VIDEO INTERVIEW | Okikone, American photojournalist: Being in a shelter in Ukraine is like being in a casino

Christopher Okikone / Photo: Sloboden Pechat / Metodi Zdravev

A total of 93 brave photojournalists through photography tell us poignant testimonies from the war in Ukraine in the book entitled "Ukraine: A War Crime". One of them is the freelancer Christopher Okikone, who captures the tragic moments that take place in the war face to face with the heart-wrenching scenes. The photos, from tonight, will be shown to the public through the exhibition "Ukraine: War Crime" in the multimedia center "Mala stanisa" in Skopje.


VIDEO INTERVIEW | Bachevanova curator of "Ukraine: War Crime": Injustices should be shown through photography

- Many deny some things that happened, that's why I want to prove through a photo that yes, this terrible tragedy really happened, there really was a bombing and dead people, the picture before us is real that this building no longer exists. I feel a responsibility to show that to the public - says Okikone Free Press.

Okikone has been taking photos since the beginning of the invasion, some of his photos were published in several media, such as the Austrian newspaper, "Economist" and others. You can see all his work on his Instagram account. He has been in this country much longer, he has been living in Ukraine for a decade.

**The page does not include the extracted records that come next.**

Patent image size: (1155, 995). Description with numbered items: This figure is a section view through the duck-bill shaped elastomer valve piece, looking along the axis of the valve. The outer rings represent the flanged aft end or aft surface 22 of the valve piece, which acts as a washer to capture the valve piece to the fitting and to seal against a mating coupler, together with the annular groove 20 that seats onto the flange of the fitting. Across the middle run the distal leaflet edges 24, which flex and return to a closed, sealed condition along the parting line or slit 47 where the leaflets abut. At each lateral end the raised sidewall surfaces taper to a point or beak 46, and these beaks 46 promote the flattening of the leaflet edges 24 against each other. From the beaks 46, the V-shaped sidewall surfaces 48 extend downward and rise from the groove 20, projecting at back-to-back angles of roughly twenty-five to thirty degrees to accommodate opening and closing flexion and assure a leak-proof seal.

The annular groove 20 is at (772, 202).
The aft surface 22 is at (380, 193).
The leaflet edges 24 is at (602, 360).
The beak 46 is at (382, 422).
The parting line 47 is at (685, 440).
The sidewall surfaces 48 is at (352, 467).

– I saw a lot of photos and heard about the Russian revolution in 2014. I wanted to see with my own eyes, so I saw that there was a volunteer brigade. From my grandfather, I have heard a lot about the Soviet Union and how they are our enemies. Since I did not fully understand the whole situation, I wanted to know more. I teamed up with a soldier, we became very close, like brothers, he actually wrote the introduction to my photos in the book. Right now, while I'm talking, he's fighting in the war - says Okikone.

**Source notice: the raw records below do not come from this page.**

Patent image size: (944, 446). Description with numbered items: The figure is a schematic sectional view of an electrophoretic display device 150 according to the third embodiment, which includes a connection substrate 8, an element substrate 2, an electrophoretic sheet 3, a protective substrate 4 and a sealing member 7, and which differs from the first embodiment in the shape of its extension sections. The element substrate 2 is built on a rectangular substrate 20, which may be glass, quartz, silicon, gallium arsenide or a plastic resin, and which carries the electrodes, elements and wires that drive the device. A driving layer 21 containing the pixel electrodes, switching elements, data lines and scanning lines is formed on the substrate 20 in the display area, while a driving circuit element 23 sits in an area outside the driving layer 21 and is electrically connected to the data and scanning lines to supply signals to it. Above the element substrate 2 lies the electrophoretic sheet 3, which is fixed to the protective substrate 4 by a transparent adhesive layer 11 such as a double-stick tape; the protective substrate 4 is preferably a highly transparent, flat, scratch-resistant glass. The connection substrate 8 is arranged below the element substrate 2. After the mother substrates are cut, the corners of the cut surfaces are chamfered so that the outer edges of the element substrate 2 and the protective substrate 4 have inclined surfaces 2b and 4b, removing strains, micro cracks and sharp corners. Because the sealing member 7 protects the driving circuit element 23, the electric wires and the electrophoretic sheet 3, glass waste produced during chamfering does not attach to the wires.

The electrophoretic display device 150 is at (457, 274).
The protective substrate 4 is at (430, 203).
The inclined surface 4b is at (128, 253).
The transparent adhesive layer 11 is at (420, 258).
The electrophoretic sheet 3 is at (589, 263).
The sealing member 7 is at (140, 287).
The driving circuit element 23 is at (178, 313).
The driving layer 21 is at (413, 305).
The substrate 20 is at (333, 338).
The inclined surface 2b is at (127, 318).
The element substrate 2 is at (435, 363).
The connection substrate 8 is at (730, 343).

He says that he has two modes of operation during the war, at times living the normal life of a man and at times the abnormal.

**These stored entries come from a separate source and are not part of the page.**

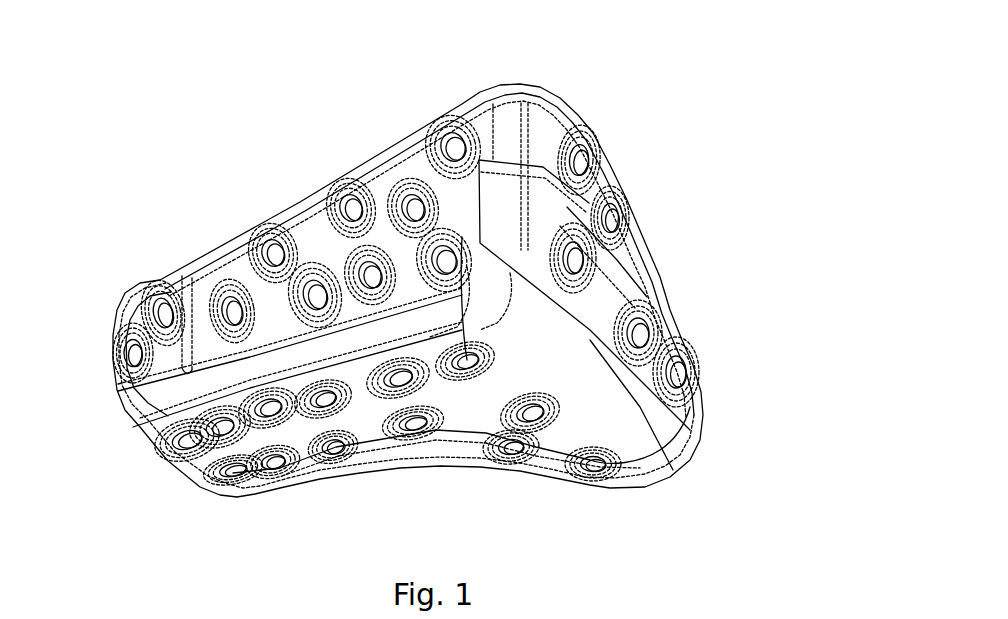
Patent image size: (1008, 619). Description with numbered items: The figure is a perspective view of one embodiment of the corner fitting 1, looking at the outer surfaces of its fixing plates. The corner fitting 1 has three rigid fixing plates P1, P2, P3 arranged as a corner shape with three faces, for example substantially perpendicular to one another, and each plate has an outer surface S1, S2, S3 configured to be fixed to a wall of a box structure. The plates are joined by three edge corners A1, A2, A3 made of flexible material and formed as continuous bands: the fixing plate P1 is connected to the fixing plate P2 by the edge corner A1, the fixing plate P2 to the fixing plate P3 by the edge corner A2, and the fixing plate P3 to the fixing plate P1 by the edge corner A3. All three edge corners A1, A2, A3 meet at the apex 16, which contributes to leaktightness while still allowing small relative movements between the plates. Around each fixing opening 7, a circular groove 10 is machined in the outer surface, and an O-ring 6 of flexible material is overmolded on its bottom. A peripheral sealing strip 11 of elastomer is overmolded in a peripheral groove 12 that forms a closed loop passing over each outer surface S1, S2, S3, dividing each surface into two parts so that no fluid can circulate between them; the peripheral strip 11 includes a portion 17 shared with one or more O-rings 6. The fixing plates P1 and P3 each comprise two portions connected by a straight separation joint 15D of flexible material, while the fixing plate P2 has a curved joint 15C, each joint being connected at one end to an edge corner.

The corner fitting 1 is at (182, 127).
The O-ring 6 is at (232, 290).
The fixing opening 7 is at (349, 200).
The circular groove 10 is at (460, 100).
The peripheral sealing strip 11 is at (190, 310).
The peripheral groove 12 is at (330, 247).
The curved joint 15C is at (627, 277).
The straight joint 15D is at (183, 357).
The apex 16 is at (485, 300).
The shared portion 17 is at (200, 295).
The edge corner A1 is at (503, 130).
The edge corner A2 is at (657, 430).
The edge corner A3 is at (277, 367).
The fixing plate P1 is at (386, 187).
The fixing plate P2 is at (553, 127).
The fixing plate P3 is at (479, 440).
The outer surface S1 is at (307, 228).
The outer surface S2 is at (638, 266).
The outer surface S3 is at (367, 410).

- I live in a shelter in Donbask, but occasionally I also go to Kyiv. When I am at the front I am in the company of doctors, I photograph the same people in order to make a permanent story. In a way I live with them. It's like working in a hospital and it depends on the day, it can be calm, but suddenly ten injured people are brought to you. And when you're in a shelter it's like being in a casino, you have no idea what's going on outside. You are underground for a few days and suddenly late at night there can be an explosion. When I go outside I feel strange because of the light of day. When I return to Kiev I try to live a normal life, run, recreate and of course edit the photos, then I look at them for the first time. While I'm in the field, I don't inspect anything, I use every moment to take pictures - says Okikone.

In the case when he was in a place that was being bombed, taking pictures was stressful, because people were very scared and in a panic at that time, explains our interlocutor. Once tragedy strikes, as he says, nothing can stop you from taking photos but yourself, it's up to you what photos you take.

-After an attack, people are affected by sadness, they have lost everything in their life, maybe their loved ones, their home, they don't even notice you taking pictures. It is your decision whether and which moment you will immortalize, you should assess what could serve as photo-evidence in the future - Okikone said.

It's scary how indifferent a person becomes and gets used to the bad, says Okikone, who adds that sometimes in order to take a photo, dead bodies lying on the streets are jumped over, no one removes them from there.